La campagne de M. Soudani contre la corruption en Irak s’est heurtée à ces aspirations iraniennes à l’hégémonie régionale. La corruption s’est exacerbée sous Nouri al-Maliki de 2006 à 2014, lorsque 1 000 milliards de dollars (1 dollar = 0,92 euro) ont été volés, avec des transferts considérables vers l’Iran et d’énormes investissements dans les forces paramilitaires soutenues par Téhéran. À la suite de ces transactions corrompues, l’Irak fait désormais face à une crise monétaire après que les États-Unis ont interrompu les déplacements de dollars vers quatorze banques irakiennes, cherchant à empêcher le transfert de dizaines de milliards de dollars vers l’Iran. Muthanna Amin, membre du Parlement irakien, affirme que M. Soudani avait lui-même remis 4 milliards de dollars à l’Iran lors de son dernier voyage à Téhéran. Les seigneurs de la guerre du Hachd jouent un rôle majeur dans ces transferts au moyen de sociétés fictives et d’avions remplis d’argent liquide livrés à leurs trésoriers de Téhéran.
L’Iran a exécuté la semaine dernière Alireza Akbari, ancien responsable au sein du régime, qui n’avait commis d’autre «crime» que celui d’être irano-britannique.

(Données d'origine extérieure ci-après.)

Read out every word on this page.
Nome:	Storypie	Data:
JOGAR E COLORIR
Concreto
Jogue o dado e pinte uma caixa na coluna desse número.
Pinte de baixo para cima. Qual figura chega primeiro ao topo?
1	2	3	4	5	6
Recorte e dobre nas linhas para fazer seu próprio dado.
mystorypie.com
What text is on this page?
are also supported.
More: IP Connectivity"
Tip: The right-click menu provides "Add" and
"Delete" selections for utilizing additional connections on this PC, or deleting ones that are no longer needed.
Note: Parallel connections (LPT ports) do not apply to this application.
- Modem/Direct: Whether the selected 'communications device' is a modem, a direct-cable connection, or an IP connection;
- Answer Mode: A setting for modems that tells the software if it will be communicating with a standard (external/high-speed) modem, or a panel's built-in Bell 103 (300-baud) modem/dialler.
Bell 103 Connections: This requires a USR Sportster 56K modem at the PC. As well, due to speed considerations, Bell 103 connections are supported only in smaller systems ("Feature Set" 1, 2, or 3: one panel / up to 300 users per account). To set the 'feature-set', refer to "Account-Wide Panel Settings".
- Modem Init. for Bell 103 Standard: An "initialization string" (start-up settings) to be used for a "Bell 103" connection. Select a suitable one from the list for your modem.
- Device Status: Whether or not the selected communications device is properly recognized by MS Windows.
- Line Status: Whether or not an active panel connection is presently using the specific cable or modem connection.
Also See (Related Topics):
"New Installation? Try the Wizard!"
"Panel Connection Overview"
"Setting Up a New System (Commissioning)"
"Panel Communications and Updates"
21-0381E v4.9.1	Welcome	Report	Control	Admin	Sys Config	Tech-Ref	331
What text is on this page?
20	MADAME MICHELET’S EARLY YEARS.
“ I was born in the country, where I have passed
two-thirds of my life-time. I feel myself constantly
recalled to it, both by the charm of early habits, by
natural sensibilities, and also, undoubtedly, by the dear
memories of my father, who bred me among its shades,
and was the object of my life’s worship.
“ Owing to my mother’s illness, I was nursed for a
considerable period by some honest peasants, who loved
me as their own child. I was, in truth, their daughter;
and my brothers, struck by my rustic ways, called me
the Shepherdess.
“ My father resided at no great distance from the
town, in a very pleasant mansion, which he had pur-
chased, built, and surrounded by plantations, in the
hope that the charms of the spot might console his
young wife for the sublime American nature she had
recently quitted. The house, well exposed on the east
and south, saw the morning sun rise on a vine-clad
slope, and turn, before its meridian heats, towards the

D’innombrables détenteurs de deux nationalités – l’une iranienne et l'autre étrangère – ont été arrêtés et condamnés à des peines de prison arbitraires en tant qu’otages dans le cadre de compromis diplomatiques. Avec cette approche délicate à l’égard des preneurs d’otages, les États occidentaux exacerbent ces politiques étrangères mafieuses. Lorsque la Grande-Bretagne remet à l’Iran 400 millions de dollars en échange de Nazanin Zaghari-Ratcliffe, sont-ils surpris que le régime prenne plusieurs nouvelles victimes en otage? C’est le même régime qui a assassiné Mahsa Amini et des milliers d’autres jeunes innocents. Ces condamnations ne servent absolument à rien. Les nations occidentales doivent traiter les dirigeants iraniens comme les criminels et les meurtriers de masse qu’ils sont.

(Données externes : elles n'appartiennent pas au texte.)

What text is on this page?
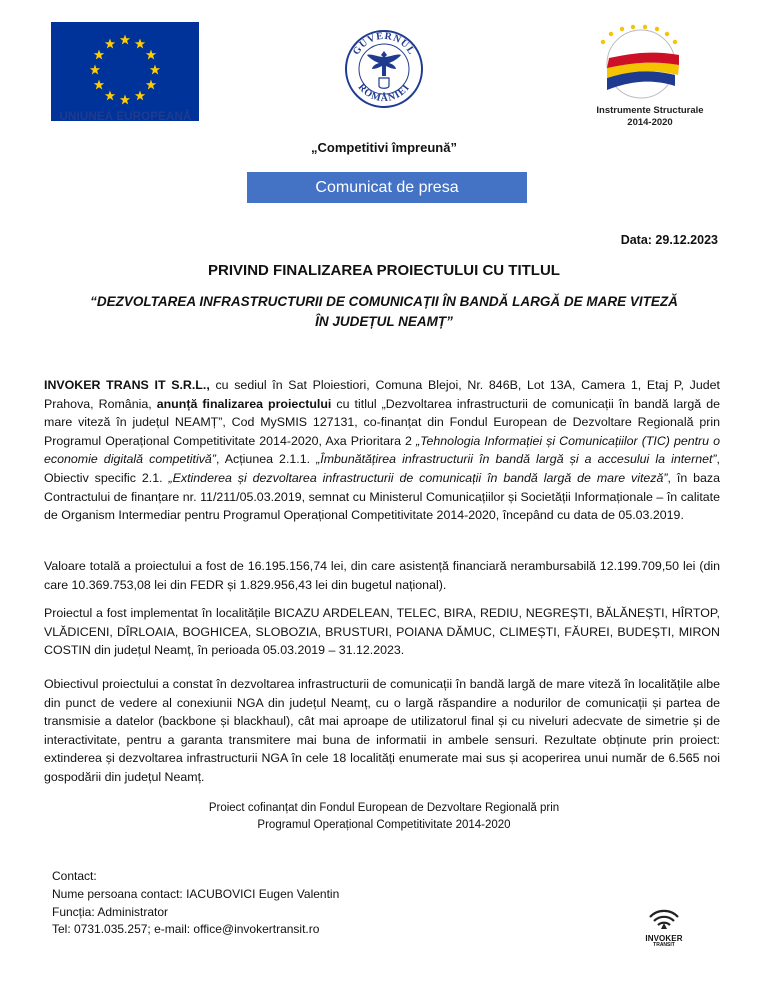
UNIUNEA EUROPEANĂ
GUVERNUL
ROMÂNIEI
Instrumente Structurale
2014-2020
„Competitivi împreună”
Comunicat de presa
Data: 29.12.2023
PRIVIND FINALIZAREA PROIECTULUI CU TITLUL
“DEZVOLTAREA INFRASTRUCTURII DE COMUNICAȚII ÎN BANDĂ LARGĂ DE MARE VITEZĂ
ÎN JUDEȚUL NEAMȚ”

INVOKER TRANS IT S.R.L., cu sediul în Sat Ploiestiori, Comuna Blejoi, Nr. 846B, Lot 13A, Camera 1, Etaj P, Judet Prahova, România, anunță finalizarea proiectului cu titlul „Dezvoltarea infrastructurii de comunicații în bandă largă de mare viteză în județul NEAMȚ”, Cod MySMIS 127131, co-finanțat din Fondul European de Dezvoltare Regională prin Programul Operațional Competitivitate 2014-2020, Axa Prioritara 2 „Tehnologia Informației și Comunicațiilor (TIC) pentru o economie digitală competitivă”, Acțiunea 2.1.1. „Îmbunătățirea infrastructurii în bandă largă și a accesului la internet”, Obiectiv specific 2.1. „Extinderea și dezvoltarea infrastructurii de comunicații în bandă largă de mare viteză”, în baza Contractului de finanțare nr. 11/211/05.03.2019, semnat cu Ministerul Comunicațiilor și Societății Informaționale – în calitate de Organism Intermediar pentru Programul Operațional Competitivitate 2014-2020, începând cu data de 05.03.2019.

Valoare totală a proiectului a fost de 16.195.156,74 lei, din care asistență financiară nerambursabilă 12.199.709,50 lei (din care 10.369.753,08 lei din FEDR și 1.829.956,43 lei din bugetul național).

Proiectul a fost implementat în localitățile BICAZU ARDELEAN, TELEC, BIRA, REDIU, NEGREȘTI, BĂLĂNEȘTI, HÎRTOP, VLĂDICENI, DÎRLOAIA, BOGHICEA, SLOBOZIA, BRUSTURI, POIANA DĂMUC, CLIMEȘTI, FĂUREI, BUDEȘTI, MIRON COSTIN din județul Neamț, în perioada 05.03.2019 – 31.12.2023.

Obiectivul proiectului a constat în dezvoltarea infrastructurii de comunicații în bandă largă de mare viteză în localitățile albe din punct de vedere al conexiunii NGA din județul Neamț, cu o largă răspandire a nodurilor de comunicații și partea de transmisie a datelor (backbone și blackhaul), cât mai aproape de utilizatorul final și cu niveluri adecvate de simetrie și de interactivitate, pentru a garanta transmitere mai buna de informatii in ambele sensuri. Rezultate obținute prin proiect: extinderea și dezvoltarea infrastructurii NGA în cele 18 localități enumerate mai sus și acoperirea unui număr de 6.565 noi gospodării din județul Neamț.

Proiect cofinanțat din Fondul European de Dezvoltare Regională prin
Programul Operațional Competitivitate 2014-2020
Contact:
Nume persoana contact: IACUBOVICI Eugen Valentin
Funcția: Administrator
Tel: 0731.035.257; e-mail: office@invokertransit.ro
INVOKER
TRANSIT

La Coupe du Golfe des nations met en lumière deux Irak. Celui qui accueille les États arabes et du Golfe à bras ouverts et l’Irak plus obscur, parfaitement incarné par Bassorah, la ville de la corruption des milices, des assassinats ciblés, de la pandémie des stupéfiants, des catastrophes écologiques et de la pauvreté endémique. C’est pour cette raison que Bassorah a été le creuset de protestations de masse contre l’hégémonie iranienne corrompue.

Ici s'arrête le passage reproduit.